Thirty-three-year-old Amber Downs, a Columbus native, received a double transplant four years ago that changed her life. After her surgery, Downs completed her Registered Nursing degree and makes her living giving back to the community and helping those who face a situation similar to hers.
She currently volunteers through LifeLink, speaking to community groups about the importance of being an organ and tissue donor and helping out at an annual summer camp for children who need or have had transplants.
Downs recently sat down with the Ledger-Enquirer to discuss her transplant, her inspiration to speak out and how the experience has helped her become a better nurse.
This interview has been edited for length and clarity.
Why don’t we start off with you telling me a little of your donor story.
I received a pancreas and a kidney. I’m a little unique because they don’t do many double transplants -- I think they do maybe 15 or 16 a year at Emory (Healthcare, in Atlanta). So I’m a little unique and extremely blessed in that respect.

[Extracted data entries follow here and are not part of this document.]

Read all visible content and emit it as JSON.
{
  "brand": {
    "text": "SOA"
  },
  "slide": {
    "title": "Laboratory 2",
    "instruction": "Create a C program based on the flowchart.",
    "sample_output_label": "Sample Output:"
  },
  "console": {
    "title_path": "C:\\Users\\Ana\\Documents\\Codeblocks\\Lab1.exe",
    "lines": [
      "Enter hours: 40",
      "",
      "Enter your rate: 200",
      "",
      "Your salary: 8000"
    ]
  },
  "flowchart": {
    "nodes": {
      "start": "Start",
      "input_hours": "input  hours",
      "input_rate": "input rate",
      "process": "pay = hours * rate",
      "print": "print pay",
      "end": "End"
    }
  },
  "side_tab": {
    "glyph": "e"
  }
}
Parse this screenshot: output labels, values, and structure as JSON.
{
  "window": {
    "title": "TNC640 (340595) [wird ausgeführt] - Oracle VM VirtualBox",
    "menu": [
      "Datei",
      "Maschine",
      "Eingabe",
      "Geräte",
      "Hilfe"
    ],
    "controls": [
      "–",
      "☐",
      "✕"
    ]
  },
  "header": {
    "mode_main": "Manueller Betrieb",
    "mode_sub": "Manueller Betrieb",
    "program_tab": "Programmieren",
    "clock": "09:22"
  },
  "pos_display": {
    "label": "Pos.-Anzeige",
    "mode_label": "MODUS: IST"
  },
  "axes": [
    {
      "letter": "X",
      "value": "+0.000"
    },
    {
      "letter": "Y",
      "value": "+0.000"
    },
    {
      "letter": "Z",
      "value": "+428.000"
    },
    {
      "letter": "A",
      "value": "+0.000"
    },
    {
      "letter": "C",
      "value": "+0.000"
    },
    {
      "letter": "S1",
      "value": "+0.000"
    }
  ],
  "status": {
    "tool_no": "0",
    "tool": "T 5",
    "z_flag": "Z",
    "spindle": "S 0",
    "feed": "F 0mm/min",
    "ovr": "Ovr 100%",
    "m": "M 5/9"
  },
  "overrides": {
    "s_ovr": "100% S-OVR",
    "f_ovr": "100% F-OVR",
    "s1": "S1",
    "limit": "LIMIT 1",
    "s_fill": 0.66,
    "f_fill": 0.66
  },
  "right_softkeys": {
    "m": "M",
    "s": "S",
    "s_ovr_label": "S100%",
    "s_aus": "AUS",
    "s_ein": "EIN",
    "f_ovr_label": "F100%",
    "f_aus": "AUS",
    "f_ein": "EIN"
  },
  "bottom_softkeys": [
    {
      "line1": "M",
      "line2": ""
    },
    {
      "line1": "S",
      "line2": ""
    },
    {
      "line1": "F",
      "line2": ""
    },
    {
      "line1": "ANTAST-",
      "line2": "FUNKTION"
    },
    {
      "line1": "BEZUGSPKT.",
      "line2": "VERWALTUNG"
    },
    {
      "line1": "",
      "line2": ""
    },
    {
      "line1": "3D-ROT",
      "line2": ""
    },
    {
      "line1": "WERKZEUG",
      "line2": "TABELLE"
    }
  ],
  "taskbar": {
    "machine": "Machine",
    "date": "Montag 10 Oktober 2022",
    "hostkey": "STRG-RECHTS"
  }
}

At 10 I got (diagnosed with) type I diabetes and then nine years ago I had my child and that’s what made my kidneys stop working. So it took about two years for my kidneys to completely shut down and that’s when I went on the transplant list. So then after two years of being on dialysis that’s when I got a phone call, and that was in 2008, and they had the pancreas and the kidney. It had to be a non-living donor and that’s just because a pancreas, they do partial pancreas transplants, but to get an entire pancreas it has to come from a non-living donor.
Why do you think it’s so important for there to be a National Donor Day and why do you choose to speak out?
I’ve just met so many amazing people who wouldn’t be able to do what they’re doing if they hadn’t had that gift.
And also I got my transplant in January of 2008 and I was just very motivated after that, just what a huge miracle and difference that made. That summer I went to a camp where there are children who are waiting on transplants and then there’s also children who had transplants and of course the counselors, most of them, have had transplants.
It was really, really neat. And kids they don’t think, “Oh I can’t believe I can’t do this,” it doesn’t even catch their step. They are so grateful to just have what they have. It just moved me.
I think once you get a gift like this though, you feel obligated. You do. Because it’s just, like, gratitude I guess, I just feel like I should give back. And this summer I want to go back to the camp, since I’ve got my RN, and I want to help in the clinic instead, helping with the dialysis since I have experience with dialysis.
Their stories are so motivating and you just feel compelled by them because they’re not giving up. They’re choosing to fight that fight and not to just (give up). And I find that so inspiring.
What was that time period like for you while you were waiting for a donor?
I was on hemo-dialysis, which is where they do the blood dialysis, I would go on Monday, Wednesday and Friday and I would sit for four hours on a machine and it pulls all your blood out and cleans it. And I think I probably would have had a lot of problems with it but I fell out at Emory, just passed out, and when I woke up they said “We’ve got to start dialysis now. Your kidney has completely failed.” (And that was) actually the day I was going to be put on the (donor) list.
And I’m like “Oh, I feel so sorry for myself.” But when I got wheeled into dialysis, that’s a huge clinic up there at Emory. So I’m sitting next to little children who are bald-headed because they have cancer and they’re on dialysis. And I think to myself, “It’s really not that bad.” Just how profound that was, I think there was a reason that it happened like that. That way I could tell that this wasn’t the end of the world, I’ve got a lot going on compared to (some).
It was a rough time when I was on dialysis, but when I got my transplant, you know like getting back up on your feet I felt kind of like Bambi, You have to get used to your new legs. My kidney worked so good that it dried my pancreas out so I got pancreatitis it was like the two organs were fighting each other over who was going to work better. Once I got that straightened out, I really haven’t had any more problems.
Do you think that going through this and having that experience has made you a better nurse?
Oh yeah. And I always make jokes that when I go in -- I work on a kidney and heart floor -- so when I go in and they want to tell me, “Oh, you don’t understand anything about dialysis,” I say “I understand more than you know.”
I tell them that I know how hard it is to be compliant, but the better you do the better you’re going to feel.
Have your patients responded better to you because you’ve had some of the same experiences?
I think that when I come in, they’re already irritated with me, like “You’re a young person, you don’t know what you’re talking about. I don’t want to hear you tell me I gotta take my medicines.” And I tell them, “Look, I’ve been there. I’ve got the scars to prove it. I have my badge of courage.”
And they do all of a sudden become a completely different person.